Seit 2014 ist Ulrich Seibert, Kantor der Ludwigskirche, auch Chef des GospelChors Saarbrücken. Zu einem "Gospel-Fest" waren nun am Sonntag die Sun Gospel Singers aus Straßburg ins Alt-Saarbrücker Gotteshaus eingeladen.

Beide Ensembles kennen sich von einem Konzert in Marmoutier. Trumpf der französischen Gäste ist der aus Kamerun stammende Leiter Thierry Ndinda, der auch Sologesangs-Passagen übernahm und streckenweise mit Westerngitarre und Trommel begleitete. Ndindas rundum positive Ausstrahlung und Groove-Laune übertrugen sich hervorragend auf den sehr rhythmisch singenden Chor und sorgten dafür, dass neben einigen afrikanischen Liedern zigfach Gehörtes à la "Amazing Graze" und "Go down Moses" erfreulich frisch klang.
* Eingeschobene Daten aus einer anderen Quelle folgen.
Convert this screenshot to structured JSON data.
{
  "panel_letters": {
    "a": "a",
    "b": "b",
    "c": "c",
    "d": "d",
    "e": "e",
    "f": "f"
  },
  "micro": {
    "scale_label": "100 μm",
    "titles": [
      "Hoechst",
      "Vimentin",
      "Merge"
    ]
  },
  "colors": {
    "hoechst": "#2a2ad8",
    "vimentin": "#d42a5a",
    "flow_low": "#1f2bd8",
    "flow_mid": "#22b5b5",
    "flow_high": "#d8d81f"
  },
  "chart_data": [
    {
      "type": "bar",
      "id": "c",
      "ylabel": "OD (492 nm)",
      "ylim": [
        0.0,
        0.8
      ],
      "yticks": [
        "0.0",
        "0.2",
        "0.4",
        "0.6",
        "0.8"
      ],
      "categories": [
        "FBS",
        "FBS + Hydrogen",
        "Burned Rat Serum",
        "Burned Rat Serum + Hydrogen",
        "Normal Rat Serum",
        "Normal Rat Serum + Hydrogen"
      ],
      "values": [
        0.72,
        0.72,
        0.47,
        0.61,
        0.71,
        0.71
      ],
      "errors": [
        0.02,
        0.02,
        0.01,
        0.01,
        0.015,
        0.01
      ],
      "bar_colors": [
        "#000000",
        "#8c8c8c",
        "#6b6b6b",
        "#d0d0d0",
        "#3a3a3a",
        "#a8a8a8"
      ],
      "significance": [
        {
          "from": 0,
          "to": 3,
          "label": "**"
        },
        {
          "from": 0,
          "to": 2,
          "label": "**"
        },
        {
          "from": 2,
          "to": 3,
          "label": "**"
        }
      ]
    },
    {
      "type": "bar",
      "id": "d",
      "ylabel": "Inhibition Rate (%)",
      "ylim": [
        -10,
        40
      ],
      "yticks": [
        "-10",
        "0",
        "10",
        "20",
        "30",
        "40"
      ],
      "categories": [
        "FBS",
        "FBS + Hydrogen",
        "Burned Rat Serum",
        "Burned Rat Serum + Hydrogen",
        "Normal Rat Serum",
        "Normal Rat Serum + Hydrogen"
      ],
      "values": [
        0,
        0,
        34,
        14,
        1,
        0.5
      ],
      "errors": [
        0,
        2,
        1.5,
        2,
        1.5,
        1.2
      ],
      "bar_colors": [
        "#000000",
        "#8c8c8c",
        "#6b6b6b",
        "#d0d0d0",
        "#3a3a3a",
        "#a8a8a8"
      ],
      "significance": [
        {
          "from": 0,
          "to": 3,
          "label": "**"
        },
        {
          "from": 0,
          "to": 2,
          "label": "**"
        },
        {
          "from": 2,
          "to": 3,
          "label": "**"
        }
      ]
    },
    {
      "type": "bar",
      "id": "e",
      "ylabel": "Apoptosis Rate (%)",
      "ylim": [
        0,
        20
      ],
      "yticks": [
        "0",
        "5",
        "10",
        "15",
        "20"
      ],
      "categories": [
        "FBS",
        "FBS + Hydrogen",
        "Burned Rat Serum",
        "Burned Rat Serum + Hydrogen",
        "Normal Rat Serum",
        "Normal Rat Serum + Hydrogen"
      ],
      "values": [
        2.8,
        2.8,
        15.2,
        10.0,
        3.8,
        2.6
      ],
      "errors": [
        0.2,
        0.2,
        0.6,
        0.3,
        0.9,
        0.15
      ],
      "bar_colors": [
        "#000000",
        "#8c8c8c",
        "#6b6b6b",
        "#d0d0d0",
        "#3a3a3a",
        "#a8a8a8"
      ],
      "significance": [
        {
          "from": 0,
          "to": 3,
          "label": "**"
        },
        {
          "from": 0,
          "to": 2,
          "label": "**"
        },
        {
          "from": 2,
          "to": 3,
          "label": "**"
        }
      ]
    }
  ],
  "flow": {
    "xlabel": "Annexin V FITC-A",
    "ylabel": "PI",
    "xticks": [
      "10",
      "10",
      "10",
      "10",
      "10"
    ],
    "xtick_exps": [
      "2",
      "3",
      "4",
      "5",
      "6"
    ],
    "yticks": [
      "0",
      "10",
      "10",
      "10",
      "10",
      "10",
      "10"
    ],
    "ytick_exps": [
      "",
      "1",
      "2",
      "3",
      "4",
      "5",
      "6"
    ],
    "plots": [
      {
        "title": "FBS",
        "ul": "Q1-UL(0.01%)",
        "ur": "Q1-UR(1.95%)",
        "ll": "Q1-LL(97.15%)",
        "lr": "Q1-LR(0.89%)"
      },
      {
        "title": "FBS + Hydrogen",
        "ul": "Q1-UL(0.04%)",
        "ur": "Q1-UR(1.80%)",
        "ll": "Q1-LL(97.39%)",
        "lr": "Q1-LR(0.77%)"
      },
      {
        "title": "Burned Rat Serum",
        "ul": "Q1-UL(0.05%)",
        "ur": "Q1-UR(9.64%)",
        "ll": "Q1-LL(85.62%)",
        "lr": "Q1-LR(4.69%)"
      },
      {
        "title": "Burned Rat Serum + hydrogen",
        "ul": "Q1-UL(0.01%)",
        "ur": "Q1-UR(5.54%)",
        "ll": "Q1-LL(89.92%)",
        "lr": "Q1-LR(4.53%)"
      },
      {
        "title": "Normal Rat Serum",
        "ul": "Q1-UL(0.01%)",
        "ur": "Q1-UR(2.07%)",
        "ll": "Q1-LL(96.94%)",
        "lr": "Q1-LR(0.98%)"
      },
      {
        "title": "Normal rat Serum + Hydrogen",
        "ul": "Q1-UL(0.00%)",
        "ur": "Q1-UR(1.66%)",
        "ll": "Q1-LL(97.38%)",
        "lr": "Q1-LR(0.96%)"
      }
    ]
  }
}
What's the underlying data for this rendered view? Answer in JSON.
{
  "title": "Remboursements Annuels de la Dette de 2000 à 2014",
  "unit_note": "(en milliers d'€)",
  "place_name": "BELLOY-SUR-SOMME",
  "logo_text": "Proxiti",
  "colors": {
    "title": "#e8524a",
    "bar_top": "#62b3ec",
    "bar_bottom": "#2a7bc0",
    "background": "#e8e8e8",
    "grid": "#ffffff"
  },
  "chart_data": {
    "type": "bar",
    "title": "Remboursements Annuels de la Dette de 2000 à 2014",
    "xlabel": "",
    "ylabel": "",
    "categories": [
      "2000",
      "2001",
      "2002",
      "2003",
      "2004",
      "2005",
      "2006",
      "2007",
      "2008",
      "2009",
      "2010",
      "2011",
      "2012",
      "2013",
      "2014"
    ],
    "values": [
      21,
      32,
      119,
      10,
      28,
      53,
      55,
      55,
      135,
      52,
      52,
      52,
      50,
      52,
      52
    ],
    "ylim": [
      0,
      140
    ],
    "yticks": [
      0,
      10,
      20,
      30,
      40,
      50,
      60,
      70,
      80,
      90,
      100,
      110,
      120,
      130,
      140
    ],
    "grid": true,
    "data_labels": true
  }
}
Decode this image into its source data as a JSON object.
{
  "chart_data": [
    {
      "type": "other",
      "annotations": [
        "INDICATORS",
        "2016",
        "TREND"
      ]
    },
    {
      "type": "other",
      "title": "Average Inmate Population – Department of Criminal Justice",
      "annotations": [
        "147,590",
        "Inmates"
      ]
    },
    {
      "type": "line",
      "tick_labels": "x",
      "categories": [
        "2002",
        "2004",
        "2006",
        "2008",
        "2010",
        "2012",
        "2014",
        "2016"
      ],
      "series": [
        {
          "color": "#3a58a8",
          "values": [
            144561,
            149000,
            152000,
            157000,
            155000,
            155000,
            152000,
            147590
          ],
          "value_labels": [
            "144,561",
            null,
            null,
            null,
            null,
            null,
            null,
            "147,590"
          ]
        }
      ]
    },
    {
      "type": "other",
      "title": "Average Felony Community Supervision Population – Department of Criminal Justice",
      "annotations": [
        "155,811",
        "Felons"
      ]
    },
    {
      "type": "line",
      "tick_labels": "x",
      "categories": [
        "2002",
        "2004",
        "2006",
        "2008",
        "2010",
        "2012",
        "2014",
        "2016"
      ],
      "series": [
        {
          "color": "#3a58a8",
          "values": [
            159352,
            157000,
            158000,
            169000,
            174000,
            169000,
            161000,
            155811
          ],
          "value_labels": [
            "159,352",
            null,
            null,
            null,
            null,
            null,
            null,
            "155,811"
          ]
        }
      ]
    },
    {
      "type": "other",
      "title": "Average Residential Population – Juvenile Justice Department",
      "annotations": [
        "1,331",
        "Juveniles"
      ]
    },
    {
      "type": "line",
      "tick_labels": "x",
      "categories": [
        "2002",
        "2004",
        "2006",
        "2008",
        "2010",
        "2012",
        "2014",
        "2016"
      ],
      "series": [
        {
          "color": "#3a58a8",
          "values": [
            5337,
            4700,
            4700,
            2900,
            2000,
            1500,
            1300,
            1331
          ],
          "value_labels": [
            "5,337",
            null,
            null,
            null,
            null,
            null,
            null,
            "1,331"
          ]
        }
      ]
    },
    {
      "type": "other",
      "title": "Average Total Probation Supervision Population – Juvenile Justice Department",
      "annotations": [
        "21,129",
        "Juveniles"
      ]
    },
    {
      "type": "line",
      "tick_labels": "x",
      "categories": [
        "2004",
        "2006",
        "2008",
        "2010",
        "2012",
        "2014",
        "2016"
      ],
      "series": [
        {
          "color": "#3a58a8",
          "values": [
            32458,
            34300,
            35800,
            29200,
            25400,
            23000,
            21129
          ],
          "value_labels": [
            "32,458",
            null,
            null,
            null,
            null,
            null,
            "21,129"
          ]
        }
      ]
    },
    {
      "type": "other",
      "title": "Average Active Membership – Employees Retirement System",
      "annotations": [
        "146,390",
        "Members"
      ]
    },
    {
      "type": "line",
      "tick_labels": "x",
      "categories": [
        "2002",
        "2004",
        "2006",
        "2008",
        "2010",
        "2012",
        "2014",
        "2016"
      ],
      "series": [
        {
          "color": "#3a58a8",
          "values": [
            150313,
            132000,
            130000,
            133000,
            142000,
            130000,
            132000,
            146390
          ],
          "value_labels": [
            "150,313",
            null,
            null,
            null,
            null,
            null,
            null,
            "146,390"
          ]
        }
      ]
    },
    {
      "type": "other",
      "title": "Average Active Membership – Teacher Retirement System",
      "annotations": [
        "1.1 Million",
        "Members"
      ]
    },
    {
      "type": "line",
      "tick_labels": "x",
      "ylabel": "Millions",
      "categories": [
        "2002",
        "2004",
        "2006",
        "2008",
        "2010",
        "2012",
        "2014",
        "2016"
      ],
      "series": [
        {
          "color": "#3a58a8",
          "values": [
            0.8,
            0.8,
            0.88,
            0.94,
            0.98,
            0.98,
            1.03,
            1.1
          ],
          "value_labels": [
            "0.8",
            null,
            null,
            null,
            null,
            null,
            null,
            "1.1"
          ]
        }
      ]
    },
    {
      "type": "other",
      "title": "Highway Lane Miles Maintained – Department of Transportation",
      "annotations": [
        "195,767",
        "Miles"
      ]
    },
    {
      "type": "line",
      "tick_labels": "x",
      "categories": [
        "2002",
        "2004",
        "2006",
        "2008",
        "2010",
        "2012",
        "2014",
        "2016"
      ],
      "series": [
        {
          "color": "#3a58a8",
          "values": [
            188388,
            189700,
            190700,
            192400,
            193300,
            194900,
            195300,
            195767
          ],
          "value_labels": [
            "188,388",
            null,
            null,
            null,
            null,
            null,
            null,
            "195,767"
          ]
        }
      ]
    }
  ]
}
Die Gastgeber vom GospelChor Saarbücken hingegen punkteten durch den satten Sound ihrer ungleich größeren Formation und das dezidierte Repertoire, vor allem an afrikanischen Gospels, die noch auf die Sammelleidenschaft des Gründers Otto Deutsch zurückgehen. Im Lauf des Konzerts ließen Ulrich Seibert (auch E-Piano) und die Seinen erkennen, dass in Sachen Feuer und Prägnanz Reserven schlummern, die es künftig noch deutlicher freizusetzen gilt.